Clinically, our findings suggest that α-BW amplitudes elicited by 10 Hz IPS in the left hemisphere may hold promise as potential predictors of treatment response. Incorporating these EEG biomarkers into routine clinical practice could enhance personalized treatment strategies, allowing for early adjustments and potentially improved therapeutic outcomes. By providing clinicians with a reliable objective indicator of neural responsiveness, EEG-based biomarkers may reduce the time and resource investment required for identifying effective treatments.
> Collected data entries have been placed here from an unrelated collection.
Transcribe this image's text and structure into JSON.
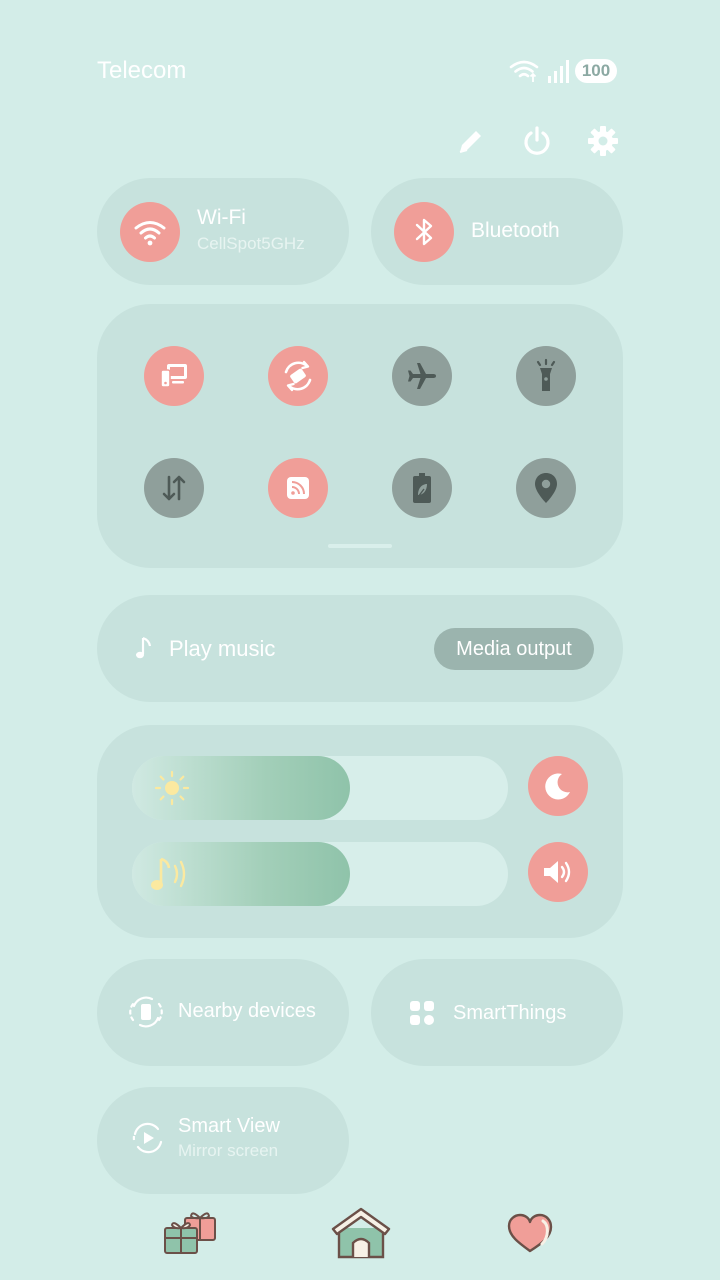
{
  "status_bar": {
    "carrier": "Telecom",
    "battery": "100",
    "icons": [
      "wifi-icon",
      "signal-icon",
      "battery-icon"
    ]
  },
  "header_actions": [
    "edit-icon",
    "power-icon",
    "settings-icon"
  ],
  "wifi_tile": {
    "title": "Wi-Fi",
    "subtitle": "CellSpot5GHz"
  },
  "bluetooth_tile": {
    "title": "Bluetooth"
  },
  "quick_toggles": [
    {
      "icon": "smart-view-icon",
      "active": true
    },
    {
      "icon": "auto-rotate-icon",
      "active": true
    },
    {
      "icon": "airplane-icon",
      "active": false
    },
    {
      "icon": "flashlight-icon",
      "active": false
    },
    {
      "icon": "mobile-data-icon",
      "active": false
    },
    {
      "icon": "nfc-icon",
      "active": true
    },
    {
      "icon": "power-saving-icon",
      "active": false
    },
    {
      "icon": "location-icon",
      "active": false
    }
  ],
  "media": {
    "label": "Play music",
    "output_button": "Media output"
  },
  "sliders": {
    "brightness": {
      "level": 0.58,
      "icon": "sun-icon",
      "side_icon": "moon-icon"
    },
    "volume": {
      "level": 0.58,
      "icon": "music-note-icon",
      "side_icon": "speaker-icon"
    }
  },
  "tiles": {
    "nearby": {
      "label": "Nearby devices"
    },
    "smartthings": {
      "label": "SmartThings"
    },
    "smartview": {
      "title": "Smart View",
      "subtitle": "Mirror screen"
    }
  },
  "dock": [
    "gift-icon",
    "home-icon",
    "heart-icon"
  ],
  "colors": {
    "background": "#d3ede8",
    "accent": "#f09e98",
    "inactive": "#8f9f9b",
    "panel": "#c7e2dd"
  }
}
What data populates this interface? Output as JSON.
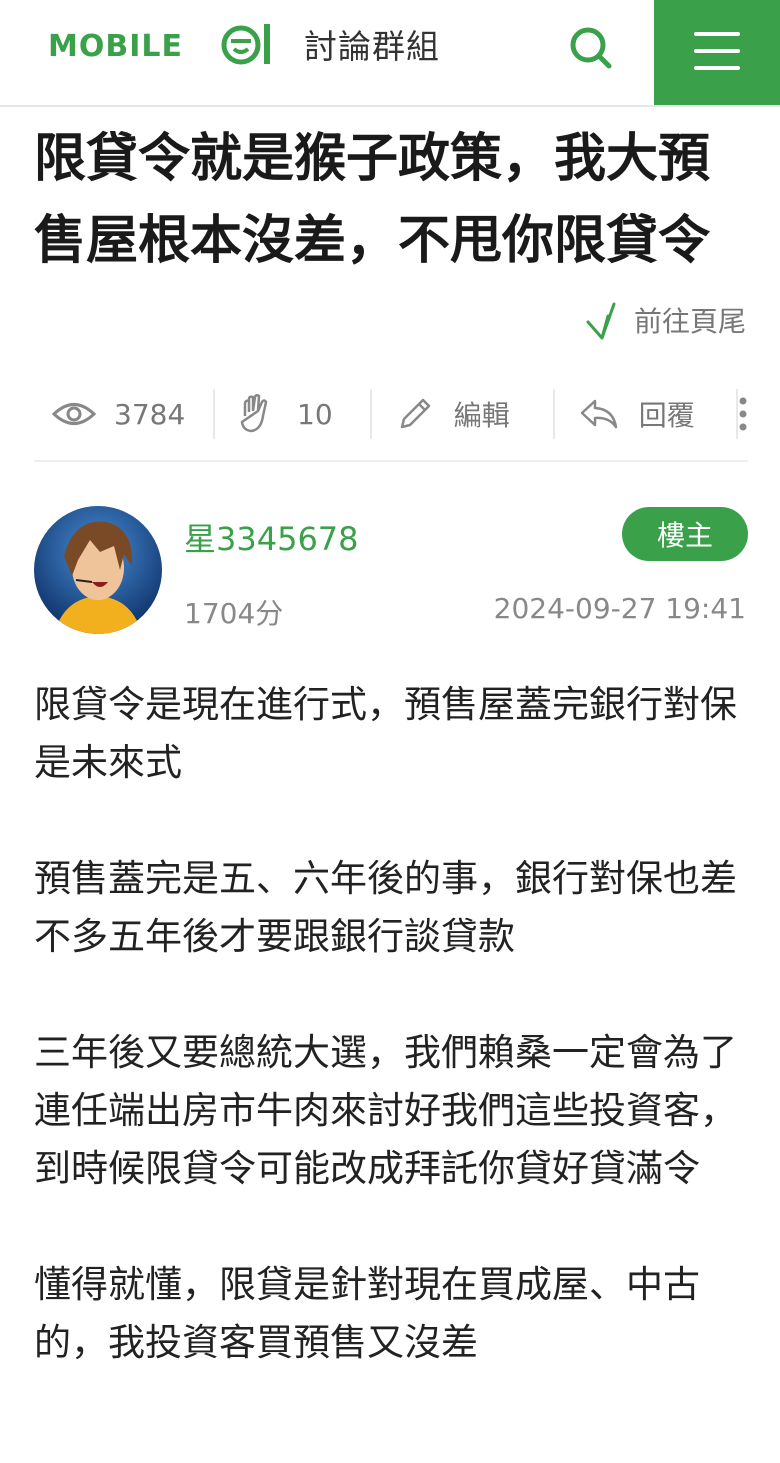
{
  "header": {
    "logo_text": "MOBILE01",
    "section_title": "討論群組",
    "colors": {
      "brand": "#3aa14a"
    }
  },
  "post": {
    "title": "限貸令就是猴子政策，我大預售屋根本沒差，不甩你限貸令",
    "goto_end_label": "前往頁尾",
    "stats": {
      "views": "3784",
      "likes": "10",
      "edit_label": "編輯",
      "reply_label": "回覆"
    },
    "author": {
      "name": "星3345678",
      "score": "1704分",
      "badge": "樓主",
      "timestamp": "2024-09-27 19:41"
    },
    "paragraphs": [
      "限貸令是現在進行式，預售屋蓋完銀行對保是未來式",
      "預售蓋完是五、六年後的事，銀行對保也差不多五年後才要跟銀行談貸款",
      "三年後又要總統大選，我們賴桑一定會為了連任端出房市牛肉來討好我們這些投資客， 到時候限貸令可能改成拜託你貸好貸滿令",
      "懂得就懂，限貸是針對現在買成屋、中古的，我投資客買預售又沒差"
    ]
  }
}
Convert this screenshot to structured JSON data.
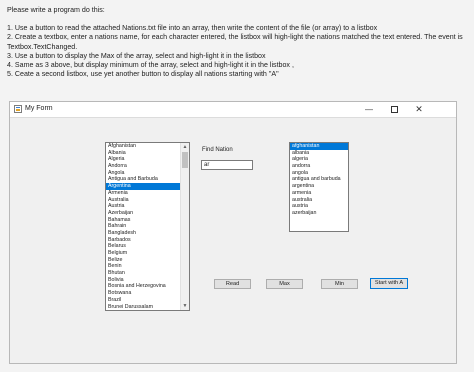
{
  "instructions": {
    "intro": "Please write a program do this:",
    "lines": [
      "1. Use a button to read the attached Nations.txt file into an array, then write the content of the file (or array) to a listbox",
      "2. Create a textbox, enter a nations name, for each character entered, the listbox will high-light the nations matched the text entered.  The event is",
      "Textbox.TextChanged.",
      "3. Use a button to display the Max of the array, select and high-light it in the listbox",
      "4. Same as 3 above, but display minimum of the array, select and high-light it in the listbox ,",
      "5. Ceate a second listbox, use yet another button to display all nations starting with \"A\""
    ]
  },
  "window": {
    "title": "My Form",
    "controls": {
      "minimize": "—",
      "maximize": "",
      "close": "✕"
    }
  },
  "nations_listbox": {
    "items": [
      "Afghanistan",
      "Albania",
      "Algeria",
      "Andorra",
      "Angola",
      "Antigua and Barbuda",
      "Argentina",
      "Armenia",
      "Australia",
      "Austria",
      "Azerbaijan",
      "Bahamas",
      "Bahrain",
      "Bangladesh",
      "Barbados",
      "Belarus",
      "Belgium",
      "Belize",
      "Benin",
      "Bhutan",
      "Bolivia",
      "Bosnia and Herzegovina",
      "Botswana",
      "Brazil",
      "Brunei Darussalam"
    ],
    "selected_index": 6
  },
  "find": {
    "label": "Find Nation",
    "value": "ar"
  },
  "a_listbox": {
    "items": [
      "afghanistan",
      "albania",
      "algeria",
      "andorra",
      "angola",
      "antigua and barbuda",
      "argentina",
      "armenia",
      "australia",
      "austria",
      "azerbaijan"
    ],
    "selected_index": 0
  },
  "buttons": {
    "read": "Read",
    "max": "Max",
    "min": "Min",
    "start_with_a": "Start with A"
  },
  "colors": {
    "selection": "#0078d7",
    "window_bg": "#f0f0f0",
    "page_bg": "#f3f3f3"
  }
}
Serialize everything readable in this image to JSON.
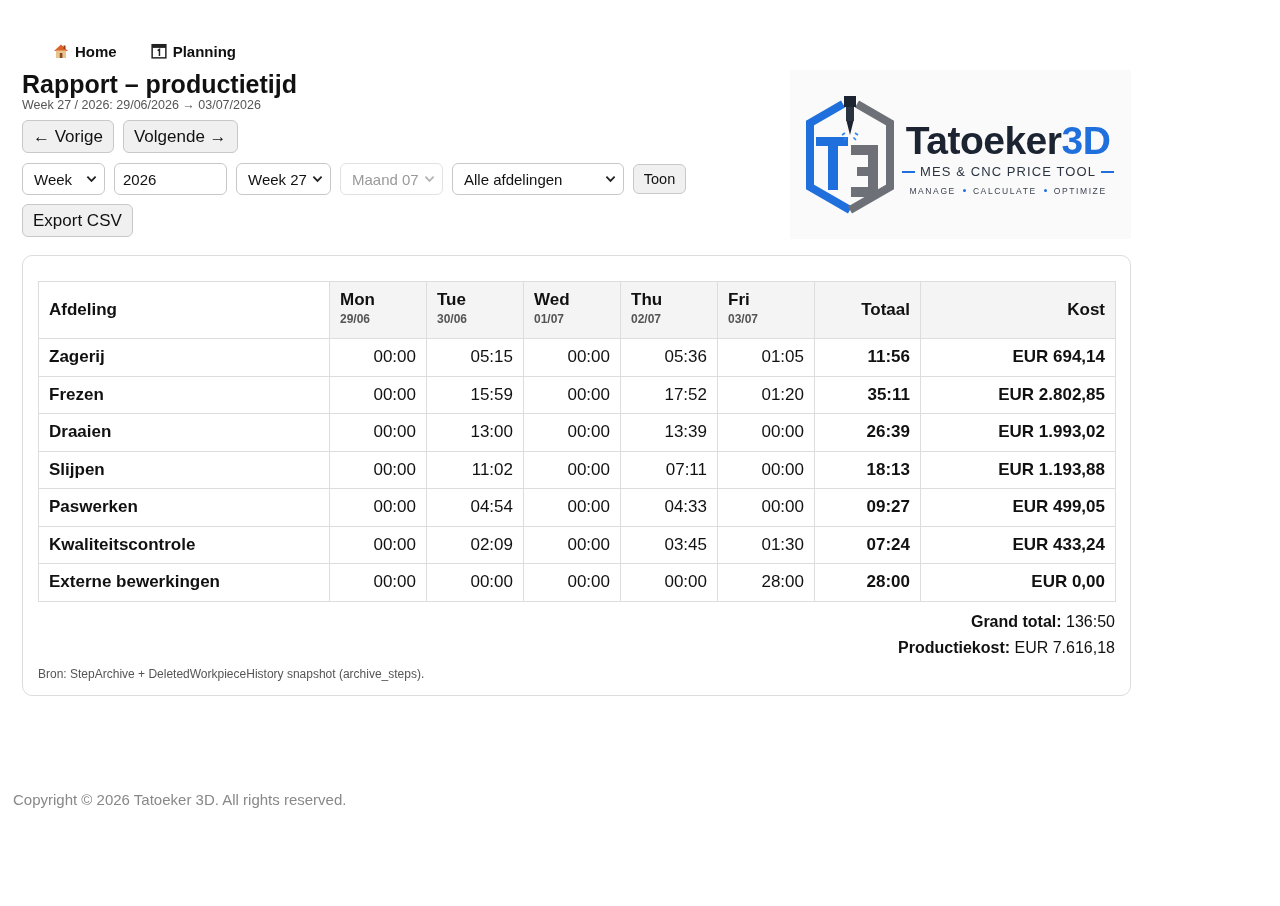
{
  "nav": [
    {
      "label": "Home"
    },
    {
      "label": "Planning"
    }
  ],
  "title": "Rapport – productietijd",
  "subtitle": "Week 27 / 2026: 29/06/2026 → 03/07/2026",
  "period_buttons": [
    "← Vorige",
    "Volgende →"
  ],
  "filters": [
    {
      "kind": "select",
      "value": "Week",
      "disabled": false
    },
    {
      "kind": "input",
      "value": "2026",
      "disabled": false
    },
    {
      "kind": "select",
      "value": "Week 27",
      "disabled": false
    },
    {
      "kind": "select",
      "value": "Maand 07",
      "disabled": true
    },
    {
      "kind": "select",
      "value": "Alle afdelingen",
      "disabled": false
    },
    {
      "kind": "button",
      "value": "Toon",
      "disabled": false
    }
  ],
  "export_button": "Export CSV",
  "logo": {
    "brand": "Tatoeker",
    "brand_accent": "3D",
    "tagline": "MES & CNC PRICE TOOL",
    "motto": [
      "MANAGE",
      "CALCULATE",
      "OPTIMIZE"
    ]
  },
  "table": {
    "columns": [
      {
        "kind": "name",
        "label": "Afdeling"
      },
      {
        "kind": "day",
        "label": "Mon",
        "date": "29/06"
      },
      {
        "kind": "day",
        "label": "Tue",
        "date": "30/06"
      },
      {
        "kind": "day",
        "label": "Wed",
        "date": "01/07"
      },
      {
        "kind": "day",
        "label": "Thu",
        "date": "02/07"
      },
      {
        "kind": "day",
        "label": "Fri",
        "date": "03/07"
      },
      {
        "kind": "total",
        "label": "Totaal"
      },
      {
        "kind": "cost",
        "label": "Kost"
      }
    ],
    "rows": [
      {
        "name": "Zagerij",
        "days": [
          "00:00",
          "05:15",
          "00:00",
          "05:36",
          "01:05"
        ],
        "total": "11:56",
        "cost": "EUR 694,14"
      },
      {
        "name": "Frezen",
        "days": [
          "00:00",
          "15:59",
          "00:00",
          "17:52",
          "01:20"
        ],
        "total": "35:11",
        "cost": "EUR 2.802,85"
      },
      {
        "name": "Draaien",
        "days": [
          "00:00",
          "13:00",
          "00:00",
          "13:39",
          "00:00"
        ],
        "total": "26:39",
        "cost": "EUR 1.993,02"
      },
      {
        "name": "Slijpen",
        "days": [
          "00:00",
          "11:02",
          "00:00",
          "07:11",
          "00:00"
        ],
        "total": "18:13",
        "cost": "EUR 1.193,88"
      },
      {
        "name": "Paswerken",
        "days": [
          "00:00",
          "04:54",
          "00:00",
          "04:33",
          "00:00"
        ],
        "total": "09:27",
        "cost": "EUR 499,05"
      },
      {
        "name": "Kwaliteitscontrole",
        "days": [
          "00:00",
          "02:09",
          "00:00",
          "03:45",
          "01:30"
        ],
        "total": "07:24",
        "cost": "EUR 433,24"
      },
      {
        "name": "Externe bewerkingen",
        "days": [
          "00:00",
          "00:00",
          "00:00",
          "00:00",
          "28:00"
        ],
        "total": "28:00",
        "cost": "EUR 0,00"
      }
    ]
  },
  "summary": [
    "**Grand total:** 136:50",
    "**Productiekost:** EUR 7.616,18"
  ],
  "source_note": "Bron: StepArchive + DeletedWorkpieceHistory snapshot (archive_steps).",
  "footer": "Copyright © 2026 Tatoeker 3D. All rights reserved."
}
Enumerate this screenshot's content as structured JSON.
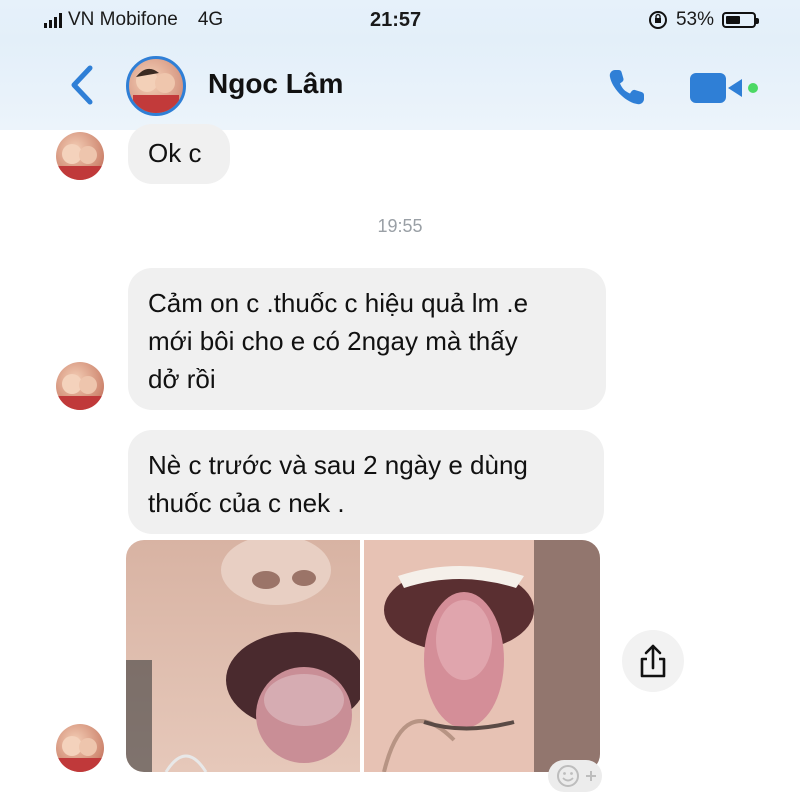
{
  "status_bar": {
    "carrier": "VN Mobifone",
    "network": "4G",
    "time": "21:57",
    "battery_percent": "53%",
    "battery_level": 0.53
  },
  "header": {
    "contact_name": "Ngoc Lâm",
    "accent_color": "#2f7fd6"
  },
  "messages": {
    "msg1": "Ok c",
    "timestamp": "19:55",
    "msg2_lines": [
      "Cảm on c .thuốc c hiệu quả lm .e",
      "mới bôi cho e có 2ngay  mà thấy",
      "dở rồi"
    ],
    "msg3_lines": [
      "Nè c trước và sau 2 ngày e dùng",
      "thuốc của c nek ."
    ]
  },
  "icons": {
    "back": "chevron-left-icon",
    "call": "phone-icon",
    "video": "video-camera-icon",
    "share": "share-icon",
    "reaction": "add-reaction-icon"
  }
}
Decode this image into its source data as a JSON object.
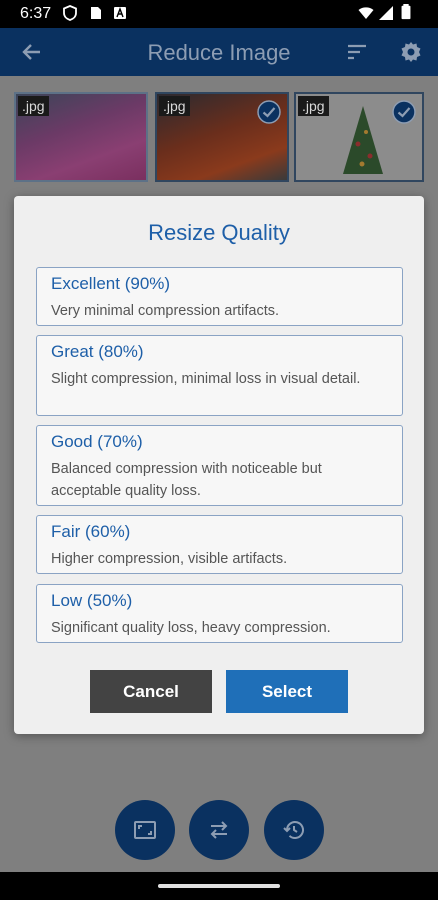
{
  "status_bar": {
    "time": "6:37"
  },
  "app_bar": {
    "title": "Reduce Image",
    "icons": [
      "back-arrow-icon",
      "sort-icon",
      "settings-icon"
    ]
  },
  "thumbnails": [
    {
      "ext": ".jpg",
      "selected": false
    },
    {
      "ext": ".jpg",
      "selected": true
    },
    {
      "ext": ".jpg",
      "selected": true
    }
  ],
  "dialog": {
    "title": "Resize Quality",
    "options": [
      {
        "label": "Excellent (90%)",
        "description": "Very minimal compression artifacts."
      },
      {
        "label": "Great (80%)",
        "description": "Slight compression, minimal loss in visual detail."
      },
      {
        "label": "Good (70%)",
        "description": "Balanced compression with noticeable but acceptable quality loss."
      },
      {
        "label": "Fair (60%)",
        "description": "Higher compression, visible artifacts."
      },
      {
        "label": "Low (50%)",
        "description": "Significant quality loss, heavy compression."
      }
    ],
    "cancel_label": "Cancel",
    "select_label": "Select"
  },
  "bottom_actions": [
    "resize-icon",
    "swap-icon",
    "history-icon"
  ],
  "colors": {
    "app_bar": "#0a3160",
    "accent": "#1e5fa8",
    "select_button": "#1f6fb8",
    "cancel_button": "#434343"
  }
}
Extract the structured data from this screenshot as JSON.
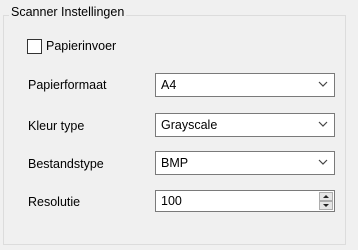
{
  "group": {
    "title": "Scanner Instellingen"
  },
  "paper_feed": {
    "label": "Papierinvoer",
    "checked": false
  },
  "fields": {
    "paper_size": {
      "label": "Papierformaat",
      "value": "A4"
    },
    "color_type": {
      "label": "Kleur type",
      "value": "Grayscale"
    },
    "file_type": {
      "label": "Bestandstype",
      "value": "BMP"
    },
    "resolution": {
      "label": "Resolutie",
      "value": "100"
    }
  },
  "icons": {
    "combo_arrow": "chevron-down-icon",
    "spin_up": "triangle-up-icon",
    "spin_down": "triangle-down-icon"
  }
}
Despite these promising findings, certain limitations must be considered. First, as a real-world study, treatment regimens varied among participants, and while baseline EEG and clinical assessments were conducted before any new treatment adjustments, prior medication exposure cannot be entirely ruled out. Future studies should consider stratifying participants by medication history or implementing statistical controls for treatment effects. Second, the study involved a relatively homogeneous sample, requiring replication in larger multi-center cohorts to enhance generalizability. Additionally, the predictive validity of α-BW biomarkers was assessed over a short two-week period; future research should examine their stability over longer durations and across different treatment modalities. Finally, integrating other neuroimaging techniques, such as functional MRI in combination with high-density EEG, could provide deeper mechanistic insights and further validate EEG-based biomarkers for personalized psychiatric care.

5. Conclusions

This study advances our understanding of EEG alpha dynamics as biomarkers for depression treatment response. The identification of IPS-induced alpha backward traveling waves within the left hemisphere as predictors of early clinical outcomes represents a significant step forward in developing objective neural-based markers for personalized psychiatric care. These findings not only enhance theoretical insights into EEG-based neurophysiological mechanisms but also hold promise for integration into clinical decision-making. While further validation across diverse populations and extended treatment durations is necessary, our results highlight the clinical relevance and transformative potential of dynamic EEG analyses in mental health research. Future studies should focus on optimizing analytical frameworks, incorporating multimodal neuroimaging approaches, and exploring the longitudinal stability of these biomarkers to refine predictive accuracy and clinical applicability.